By KEVIN McCALLUM
THE PRESS DEMOCRAT
Santa Rosa’s next city manager will make $215,000 per year in base salary and deferred compensation, 6.5 percent less than her predecessor but nearly 40 percent more than she currently makes.
The city released its proposed contract with Kathy Millison on Wednesday, the day after the City Council formally offered the job to the longtime city manager of Clovis.
The council is expected to approve the contract at its July 27 meeting. Millison, 58, would begin work Oct. 4.
She’ll likely take an immediate pay cut. Millison has agreedto take the same 5 percent salary reduction that the city’s executive staff has pledged to accept, according to the contract.
If those cuts are implemented before she starts, Millison would make $200,000 in salary and $4,200 in deferred compensation.
Millison is on vacation and did not return a call for comment.
Some council members had pushed for Millison to make less money, but that became problematic in part because several of the city executives she would supervise make salaries in the mid- to high-$100,000s, said city councilman Ernesto Olivares.
“You’re not going to do this on the cheap,” Olivares said. “You can’t have your city manager making the same or less than your deputy city manager or department heads.”
Olivares is part of the council minority that voted against Millison’s selection, citing a paucity of qualified candidates for the job.

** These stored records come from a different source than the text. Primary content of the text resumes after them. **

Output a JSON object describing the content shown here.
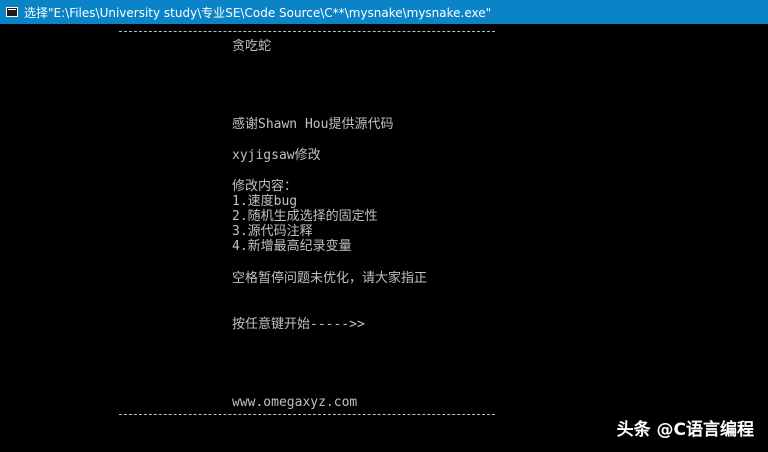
{
  "window": {
    "title": "选择\"E:\\Files\\University study\\专业SE\\Code Source\\C**\\mysnake\\mysnake.exe\"",
    "titlebar_color": "#0a84c6",
    "app_icon": "console-app-icon"
  },
  "console": {
    "text_color": "#c0c0c0",
    "background": "#000000",
    "game_title": "贪吃蛇",
    "thanks": "感谢Shawn Hou提供源代码",
    "modifier": "xyjigsaw修改",
    "changes_heading": "修改内容：",
    "changes": [
      "1.速度bug",
      "2.随机生成选择的固定性",
      "3.源代码注释",
      "4.新增最高纪录变量"
    ],
    "notice": "空格暂停问题未优化，请大家指正",
    "prompt": "按任意键开始----->>",
    "website": "www.omegaxyz.com"
  },
  "watermark": {
    "text": "头条 @C语言编程"
  }
}
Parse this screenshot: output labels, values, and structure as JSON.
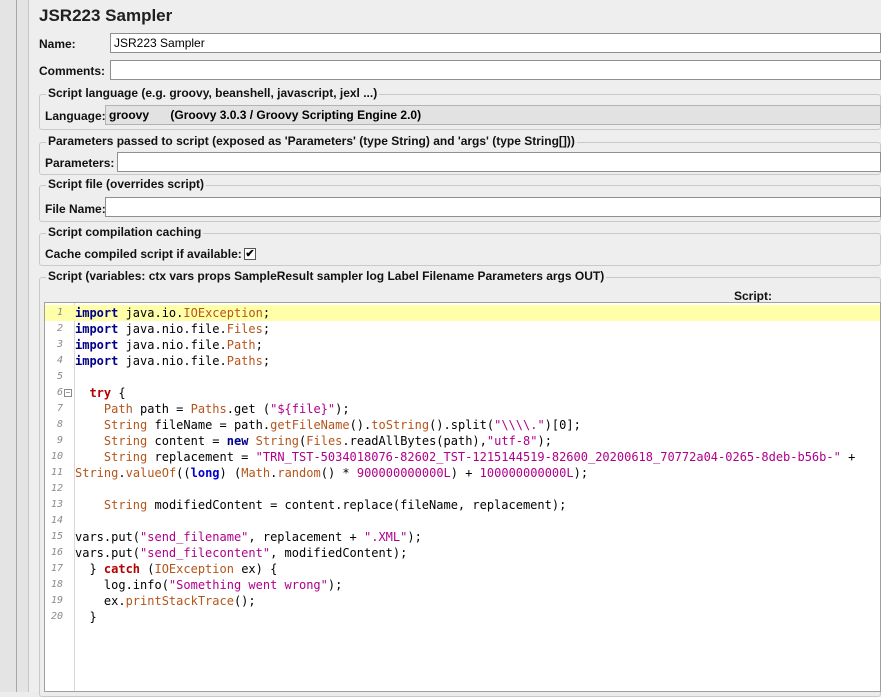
{
  "title": "JSR223 Sampler",
  "name_label": "Name:",
  "name_value": "JSR223 Sampler",
  "comments_label": "Comments:",
  "comments_value": "",
  "language_group": {
    "title": "Script language (e.g. groovy, beanshell, javascript, jexl ...)",
    "label": "Language:",
    "value": "groovy",
    "engine": "(Groovy 3.0.3 / Groovy Scripting Engine 2.0)"
  },
  "params_group": {
    "title": "Parameters passed to script (exposed as 'Parameters' (type String) and 'args' (type String[]))",
    "label": "Parameters:",
    "value": ""
  },
  "file_group": {
    "title": "Script file (overrides script)",
    "label": "File Name:",
    "value": ""
  },
  "caching_group": {
    "title": "Script compilation caching",
    "label": "Cache compiled script if available:",
    "checked": true,
    "check_glyph": "✔"
  },
  "script_group": {
    "title": "Script (variables: ctx vars props SampleResult sampler log Label Filename Parameters args OUT)",
    "script_label": "Script:"
  },
  "code_lines": [
    {
      "n": "1",
      "text": "import java.io.IOException;"
    },
    {
      "n": "2",
      "text": "import java.nio.file.Files;"
    },
    {
      "n": "3",
      "text": "import java.nio.file.Path;"
    },
    {
      "n": "4",
      "text": "import java.nio.file.Paths;"
    },
    {
      "n": "5",
      "text": ""
    },
    {
      "n": "6",
      "text": "  try {"
    },
    {
      "n": "7",
      "text": "    Path path = Paths.get (\"${file}\");"
    },
    {
      "n": "8",
      "text": "    String fileName = path.getFileName().toString().split(\"\\\\\\\\.\")[0];"
    },
    {
      "n": "9",
      "text": "    String content = new String(Files.readAllBytes(path),\"utf-8\");"
    },
    {
      "n": "10",
      "text": "    String replacement = \"TRN_TST-5034018076-82602_TST-1215144519-82600_20200618_70772a04-0265-8deb-b56b-\" +"
    },
    {
      "n": "11",
      "text": "String.valueOf((long) (Math.random() * 900000000000L) + 100000000000L);"
    },
    {
      "n": "12",
      "text": ""
    },
    {
      "n": "13",
      "text": "    String modifiedContent = content.replace(fileName, replacement);"
    },
    {
      "n": "14",
      "text": ""
    },
    {
      "n": "15",
      "text": "vars.put(\"send_filename\", replacement + \".XML\");"
    },
    {
      "n": "16",
      "text": "vars.put(\"send_filecontent\", modifiedContent);"
    },
    {
      "n": "17",
      "text": "  } catch (IOException ex) {"
    },
    {
      "n": "18",
      "text": "    log.info(\"Something went wrong\");"
    },
    {
      "n": "19",
      "text": "    ex.printStackTrace();"
    },
    {
      "n": "20",
      "text": "  }"
    }
  ],
  "colors": {
    "highlight_line": "#ffffaa",
    "keyword": "#00008b",
    "string": "#b0008a",
    "type": "#b5551a"
  }
}
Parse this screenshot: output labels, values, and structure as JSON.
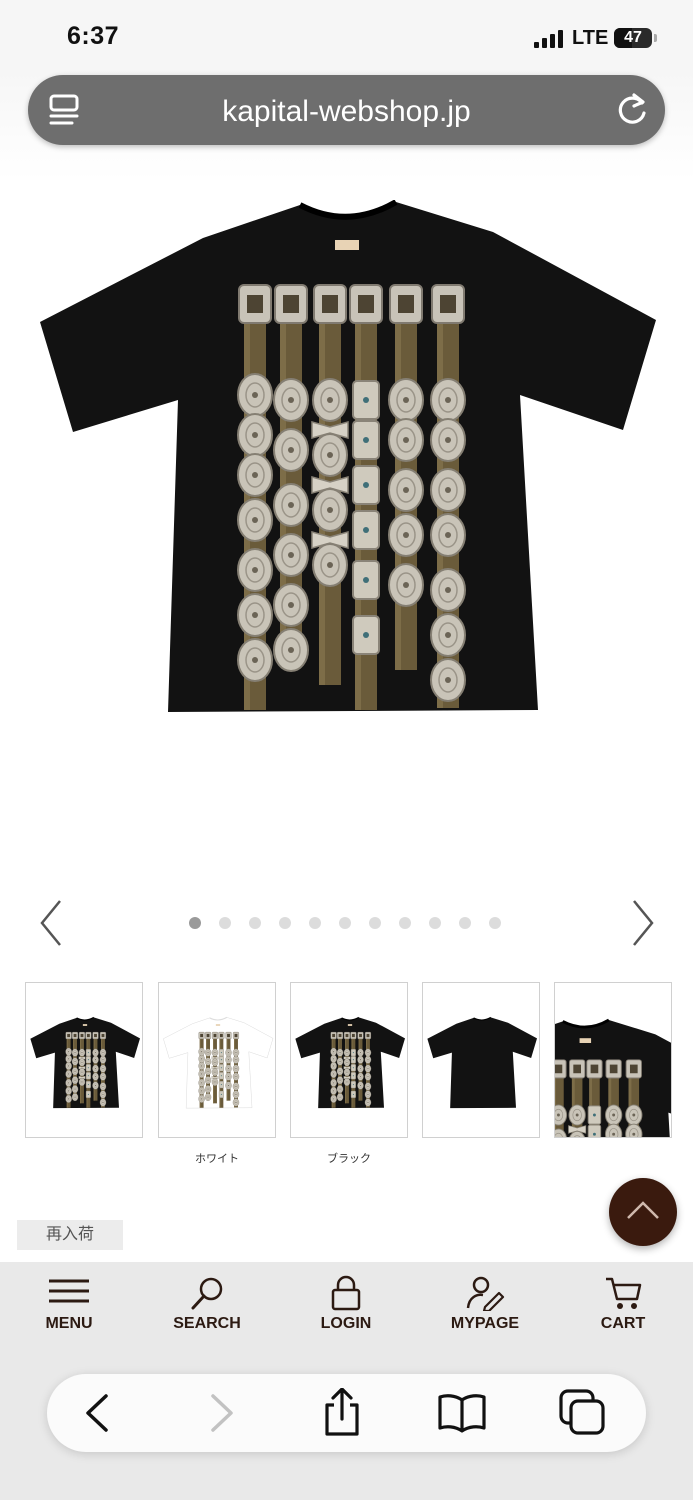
{
  "status_bar": {
    "time": "6:37",
    "network": "LTE",
    "battery": "47",
    "battery_level": 0.47
  },
  "browser": {
    "url": "kapital-webshop.jp",
    "tabs_icon": "tab-overview-icon",
    "reload_icon": "reload-icon"
  },
  "carousel": {
    "slide_count": 11,
    "active_index": 0,
    "prev_icon": "chevron-left-icon",
    "next_icon": "chevron-right-icon"
  },
  "thumbnails": [
    {
      "caption": ""
    },
    {
      "caption": "ホワイト"
    },
    {
      "caption": "ブラック"
    },
    {
      "caption": ""
    },
    {
      "caption": ""
    }
  ],
  "restock_badge": "再入荷",
  "back_to_top_icon": "chevron-up-icon",
  "site_nav": [
    {
      "label": "MENU",
      "icon": "hamburger-icon"
    },
    {
      "label": "SEARCH",
      "icon": "search-icon"
    },
    {
      "label": "LOGIN",
      "icon": "lock-icon"
    },
    {
      "label": "MYPAGE",
      "icon": "user-edit-icon"
    },
    {
      "label": "CART",
      "icon": "cart-icon"
    }
  ],
  "safari_toolbar": [
    "back-icon",
    "forward-icon",
    "share-icon",
    "bookmarks-icon",
    "tabs-icon"
  ],
  "colors": {
    "brand": "#3a1a0e",
    "nav_bg": "#e9e9e9",
    "url_bar": "#6e6e6e",
    "shirt": "#121212"
  }
}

Olivares, John Sawyer and Jane Bender also claimed that hiring her put the city at risk of a big severance payout should the balance of power shift in November and a new manager hired.
The four-member majority has countered that Millison is an experienced, skilled executive with a strong track record of consensus building and financial stewardship.
But the three in the minority all said that while they disagree with her hiring, they will work with her.
“I am going to be voting against her, but if she is hired, I’m going to do everything I can to help her be successful,” Olivares said.
Councilwoman Marsha Vas Dupre said Millison’s willingness to accept a pay cut spoke to her management style.
“I’m hoping that when she gets here and she really immerses herself in our city and its structure, that she will lead by example,” Marsha Vas Dupre said.
The contract also contains significant protections against people playing politics with the city manager post.
It prevents the City Council from dismissing Millison without cause for five months after the Nov. 2 election, and three months before and after future city council elections.
The five months of protection was added in recognition of the fact that the council is currently split 4-3 and three council seats are on the ballot in the fall, City Attorney Caroline Fowler said.
The contract calls for Millison to be paid nine months of severance if she is fired by the City Council without cause.
Other terms of the contract include:
– $5,400 per year for car expenses
– Up to $12,500 in moving expenses
– Five weeks of paid vacation
– A $250,000 life insurance policy
– Two and a half weeks of sick time
– Two weeks of administrative leave
– The same package of health benefits received by the executive staff.
Sawyer said he knows that people sometimes are rankled by the salaries and benefits paid to public officials, but said he thinks the package is fair.
Santa Rosa’s former city manager, Jeff Kolin, made $230,000 in salary and deferred compensation when he left the city in January for Beverly Hills.
Millison currently makes $155,000 in Clovis, a community of 95,000 residents near Fresno where she has been city manager for 19 years.
Sawyer said he doesn’t begrudge Millison the 40-percent salary bump. “If I were Kathleen Millison and I was at her point in my career, I would do exactly what she has done,” Sawyer said.
By making the jump to the higher salary, Millison is making what will be a lucrative decision both in salary but also for her retirement, Sawyer said. Since retirement benefits are based on the highest annual salary a worker makes during their career, Millison will effectively be locking in higher retirement rates for the rest of her life by coming to Santa Rosa.
But if she can come here and work with the staff, council and community to solve some of the city’s numerous issues, she will have earned it, Sawyer said.
“If she succeeds, we all succeed,” he said.